Und dieser eine Begriff, der mir zu oft im Buch vorkam und der mich genauso genervt hat wie „die innere Göttin“ bei Shades of Grey. Was zum Teufel bedeutet „Holy Moly“? Das musste ich nach dem Lesen des Buches erstmal googeln und bin jetzt etwas schlauer – es soll Heiliger Bimbam oder Heiliger Strohsack bedeuten. Da hätte man mit Sicherheit eine andere Variante bzw. vielleicht auch andere unterschiedliche Phrasen finden können.

Außerdem: Wieso essen die Deutschen scheinbar nur Bratwurst? Den Seitenhieb auf die Deutschen aus der Sicht der Engländer würde ich ja verstehen, wenn es eine englischsprachige Autorin geschrieben hätte. Aber so? Nun gut, das empfindet sicherlich jeder Leser anders. Es kamen noch andere Verweise – zum Beispiel auf Filme die mich schmunzeln liesen weil ich den Film sehr mag bzw. die mich die Augenbraune hochziehen liesen, weil ich wahrscheinlich nur auf den Vergleich gewartet hatte. Bei MI6 denkt doch fast jeder sofort an James Bond, da war der Vergleich leider keine Überraschung.

Was mir etwas gefehlt hat war eine Auflösung. Entweder habe ich es überlesen oder es wurde der Grund für die Taten nicht wirklich erklärt. Aber vielleicht, und so hat es den Anschein, war war dieses Buch der Auftakt zu einer neuen Serie, und somit war das Ende und die Frage nach dem Warum bewusst offen gestaltet. Es hat sich nicht alles aufgelöst, aufgeklärt sondern blieb teilweise im Dunkeln verborgen.

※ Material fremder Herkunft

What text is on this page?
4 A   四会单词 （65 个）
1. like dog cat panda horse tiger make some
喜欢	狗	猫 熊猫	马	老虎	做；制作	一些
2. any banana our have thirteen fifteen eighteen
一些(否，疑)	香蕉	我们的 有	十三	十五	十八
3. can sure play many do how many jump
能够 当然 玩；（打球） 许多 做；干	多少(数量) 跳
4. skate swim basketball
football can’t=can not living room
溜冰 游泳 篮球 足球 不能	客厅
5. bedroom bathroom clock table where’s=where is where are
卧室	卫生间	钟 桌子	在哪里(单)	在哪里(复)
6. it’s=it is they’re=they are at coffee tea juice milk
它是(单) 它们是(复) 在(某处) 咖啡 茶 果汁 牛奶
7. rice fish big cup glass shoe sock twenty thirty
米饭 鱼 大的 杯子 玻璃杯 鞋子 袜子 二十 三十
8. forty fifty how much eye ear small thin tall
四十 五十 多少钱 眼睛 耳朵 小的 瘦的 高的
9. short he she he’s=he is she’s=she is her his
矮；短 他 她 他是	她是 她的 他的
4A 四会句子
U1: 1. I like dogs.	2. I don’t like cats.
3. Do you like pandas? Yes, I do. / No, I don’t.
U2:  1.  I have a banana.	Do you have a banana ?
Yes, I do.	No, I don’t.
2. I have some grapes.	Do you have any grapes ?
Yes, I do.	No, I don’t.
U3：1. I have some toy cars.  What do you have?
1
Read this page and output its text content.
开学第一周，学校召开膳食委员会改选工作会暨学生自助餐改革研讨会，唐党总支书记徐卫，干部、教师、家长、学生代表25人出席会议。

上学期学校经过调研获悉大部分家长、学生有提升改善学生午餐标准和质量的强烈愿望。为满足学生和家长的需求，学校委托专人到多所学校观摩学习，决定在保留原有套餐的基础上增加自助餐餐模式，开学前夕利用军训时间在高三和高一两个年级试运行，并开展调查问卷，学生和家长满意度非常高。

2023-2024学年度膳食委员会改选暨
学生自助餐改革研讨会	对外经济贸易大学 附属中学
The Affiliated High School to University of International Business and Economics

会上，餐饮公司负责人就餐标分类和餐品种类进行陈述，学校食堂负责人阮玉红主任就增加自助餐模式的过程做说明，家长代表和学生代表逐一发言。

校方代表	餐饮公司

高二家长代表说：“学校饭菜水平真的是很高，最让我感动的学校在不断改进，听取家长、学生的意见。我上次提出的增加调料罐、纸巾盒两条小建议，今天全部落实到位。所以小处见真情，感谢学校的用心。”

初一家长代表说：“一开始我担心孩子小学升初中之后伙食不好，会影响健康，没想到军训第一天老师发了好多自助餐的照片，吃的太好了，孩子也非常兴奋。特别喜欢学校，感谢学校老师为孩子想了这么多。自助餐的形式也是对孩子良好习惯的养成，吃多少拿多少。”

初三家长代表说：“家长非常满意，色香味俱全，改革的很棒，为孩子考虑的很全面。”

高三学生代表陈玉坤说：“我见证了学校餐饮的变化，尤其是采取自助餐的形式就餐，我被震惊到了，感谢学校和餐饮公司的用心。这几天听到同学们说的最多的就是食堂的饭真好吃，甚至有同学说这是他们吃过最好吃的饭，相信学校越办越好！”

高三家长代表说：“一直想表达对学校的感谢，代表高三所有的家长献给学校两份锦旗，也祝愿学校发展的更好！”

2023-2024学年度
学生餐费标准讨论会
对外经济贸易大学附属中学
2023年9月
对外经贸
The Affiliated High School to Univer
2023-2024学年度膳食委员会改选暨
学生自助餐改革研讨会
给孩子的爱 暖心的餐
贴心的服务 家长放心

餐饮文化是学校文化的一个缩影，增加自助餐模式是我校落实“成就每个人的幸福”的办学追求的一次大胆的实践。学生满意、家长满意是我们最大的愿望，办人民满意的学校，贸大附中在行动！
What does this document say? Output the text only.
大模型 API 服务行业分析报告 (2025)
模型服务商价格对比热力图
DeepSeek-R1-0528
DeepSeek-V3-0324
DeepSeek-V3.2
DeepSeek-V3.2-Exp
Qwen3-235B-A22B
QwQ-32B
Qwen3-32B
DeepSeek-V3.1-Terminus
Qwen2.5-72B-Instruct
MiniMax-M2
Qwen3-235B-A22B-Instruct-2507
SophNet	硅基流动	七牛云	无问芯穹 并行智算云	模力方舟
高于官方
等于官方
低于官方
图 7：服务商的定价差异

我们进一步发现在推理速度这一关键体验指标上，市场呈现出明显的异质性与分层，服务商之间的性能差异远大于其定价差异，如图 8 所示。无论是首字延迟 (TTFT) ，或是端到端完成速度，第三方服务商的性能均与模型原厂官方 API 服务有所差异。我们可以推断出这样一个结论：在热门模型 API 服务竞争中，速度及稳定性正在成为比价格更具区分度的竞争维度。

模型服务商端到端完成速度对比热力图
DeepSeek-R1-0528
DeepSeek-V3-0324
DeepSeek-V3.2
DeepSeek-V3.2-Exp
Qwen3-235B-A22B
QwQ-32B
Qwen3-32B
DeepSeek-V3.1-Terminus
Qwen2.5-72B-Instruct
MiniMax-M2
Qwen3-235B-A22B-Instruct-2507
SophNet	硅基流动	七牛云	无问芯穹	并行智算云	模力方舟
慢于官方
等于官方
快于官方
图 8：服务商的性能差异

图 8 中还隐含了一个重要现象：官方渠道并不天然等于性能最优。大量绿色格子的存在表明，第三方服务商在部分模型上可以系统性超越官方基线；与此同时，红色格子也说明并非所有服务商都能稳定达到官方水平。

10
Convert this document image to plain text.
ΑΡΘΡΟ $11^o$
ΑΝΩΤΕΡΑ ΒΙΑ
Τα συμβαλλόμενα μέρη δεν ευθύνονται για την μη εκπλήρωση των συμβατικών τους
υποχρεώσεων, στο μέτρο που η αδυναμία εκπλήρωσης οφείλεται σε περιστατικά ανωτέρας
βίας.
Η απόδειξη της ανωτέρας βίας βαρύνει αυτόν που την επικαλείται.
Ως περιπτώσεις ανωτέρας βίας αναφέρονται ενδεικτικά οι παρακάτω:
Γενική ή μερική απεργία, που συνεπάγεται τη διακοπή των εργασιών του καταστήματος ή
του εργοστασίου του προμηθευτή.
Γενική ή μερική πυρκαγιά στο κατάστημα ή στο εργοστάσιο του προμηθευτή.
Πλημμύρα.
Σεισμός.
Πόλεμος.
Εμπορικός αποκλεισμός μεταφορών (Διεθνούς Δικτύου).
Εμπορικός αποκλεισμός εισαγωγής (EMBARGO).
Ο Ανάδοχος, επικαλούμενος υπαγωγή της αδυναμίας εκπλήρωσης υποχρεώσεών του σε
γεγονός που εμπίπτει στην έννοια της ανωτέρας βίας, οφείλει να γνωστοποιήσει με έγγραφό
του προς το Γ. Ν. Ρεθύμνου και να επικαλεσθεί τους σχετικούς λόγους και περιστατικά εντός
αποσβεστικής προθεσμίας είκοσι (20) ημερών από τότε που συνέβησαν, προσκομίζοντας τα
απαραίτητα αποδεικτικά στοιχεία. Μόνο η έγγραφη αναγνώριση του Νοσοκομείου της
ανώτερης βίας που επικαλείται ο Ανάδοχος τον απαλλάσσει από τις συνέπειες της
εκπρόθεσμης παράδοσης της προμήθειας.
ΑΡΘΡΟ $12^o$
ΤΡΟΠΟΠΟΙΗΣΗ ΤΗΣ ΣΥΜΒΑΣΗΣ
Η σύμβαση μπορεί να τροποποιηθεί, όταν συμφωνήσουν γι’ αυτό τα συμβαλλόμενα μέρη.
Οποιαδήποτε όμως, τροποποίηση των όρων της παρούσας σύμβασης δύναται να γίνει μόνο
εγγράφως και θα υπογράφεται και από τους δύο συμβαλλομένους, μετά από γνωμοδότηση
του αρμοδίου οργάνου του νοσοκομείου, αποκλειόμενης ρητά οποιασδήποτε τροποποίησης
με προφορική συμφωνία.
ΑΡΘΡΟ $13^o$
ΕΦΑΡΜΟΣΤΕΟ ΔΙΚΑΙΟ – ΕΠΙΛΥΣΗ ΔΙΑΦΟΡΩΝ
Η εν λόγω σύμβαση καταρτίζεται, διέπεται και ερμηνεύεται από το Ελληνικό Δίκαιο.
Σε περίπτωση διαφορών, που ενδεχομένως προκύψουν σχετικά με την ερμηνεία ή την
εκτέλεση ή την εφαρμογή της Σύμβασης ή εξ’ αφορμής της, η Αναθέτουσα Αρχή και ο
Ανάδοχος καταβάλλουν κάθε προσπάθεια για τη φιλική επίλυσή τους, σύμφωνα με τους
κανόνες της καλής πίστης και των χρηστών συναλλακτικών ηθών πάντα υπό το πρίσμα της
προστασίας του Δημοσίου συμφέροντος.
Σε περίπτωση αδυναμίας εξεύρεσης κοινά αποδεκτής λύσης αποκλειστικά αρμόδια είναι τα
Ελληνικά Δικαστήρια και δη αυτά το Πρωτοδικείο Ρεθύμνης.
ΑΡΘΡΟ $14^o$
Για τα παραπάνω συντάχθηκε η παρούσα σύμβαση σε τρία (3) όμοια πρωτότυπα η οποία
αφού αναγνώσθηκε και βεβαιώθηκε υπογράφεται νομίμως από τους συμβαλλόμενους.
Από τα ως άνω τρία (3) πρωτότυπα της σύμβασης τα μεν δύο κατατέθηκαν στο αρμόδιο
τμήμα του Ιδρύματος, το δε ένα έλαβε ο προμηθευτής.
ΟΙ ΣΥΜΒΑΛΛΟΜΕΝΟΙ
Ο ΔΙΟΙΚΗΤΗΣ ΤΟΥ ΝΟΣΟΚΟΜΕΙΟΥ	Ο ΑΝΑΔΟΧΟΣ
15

Im Großen und Ganzen war es ein sehr interessantes Buch, mit einer interessanten Geschichte auch wenn ich gerade bei dem Thema ein Deja vu hatte. Aber da Geschichten um Spezialeinheiten derzeit einen Boom zu haben scheinen, ist dies nicht wirklich verwunderlich. Nur hatte ich immer wieder das Gefühl, ein Buch rund um die Schattenkrieger als Spezialeinheit schon mal gelesen zu haben.

Eine Rezension zu schreiben ist nicht immer leicht und kann sehr schnell zu einer Gratwanderung der Extra-Klasse werden. Denn man will ja das Buch gerecht loben bzw. kritisieren; muss einen gesunden Mittelweg finden und viele Faktoren mit einbeziehen. Diese Rezension war für mich sehr schwierig zu schreiben.

Ein größerer Kritikpunkt ist hier noch vorhanden – etwas was ich aber nicht der Autorin vorwerfen kann sondern eher den Verlag betreffen.

Für mich als Leser war das Buch, das fast A5-Größe hat, etwas unhandlicher als ein normales Taschenbuch. Dazu kommt, dass es den Anschein erweckt fast nur aus Fließtext zu bestehen. Es fehlten Absätze, die Schrift war relativ klein und der Rand schmaler als bei einem normalen Buch. Außerdem fand ich den Preis für ein Taschenbuch mit 14.99 Euro für 200 Seiten doch recht happig.

Wie gesagt – das sind Kritikpunkte die den Verlag und nicht die Autorin betreffen und daher in die Wertung nur am Rande einfließen. Hierbei denke ich, dass all das dem geschuldet ist, das der Sieben-Verlag eben doch ein recht kleiner Verlag ist.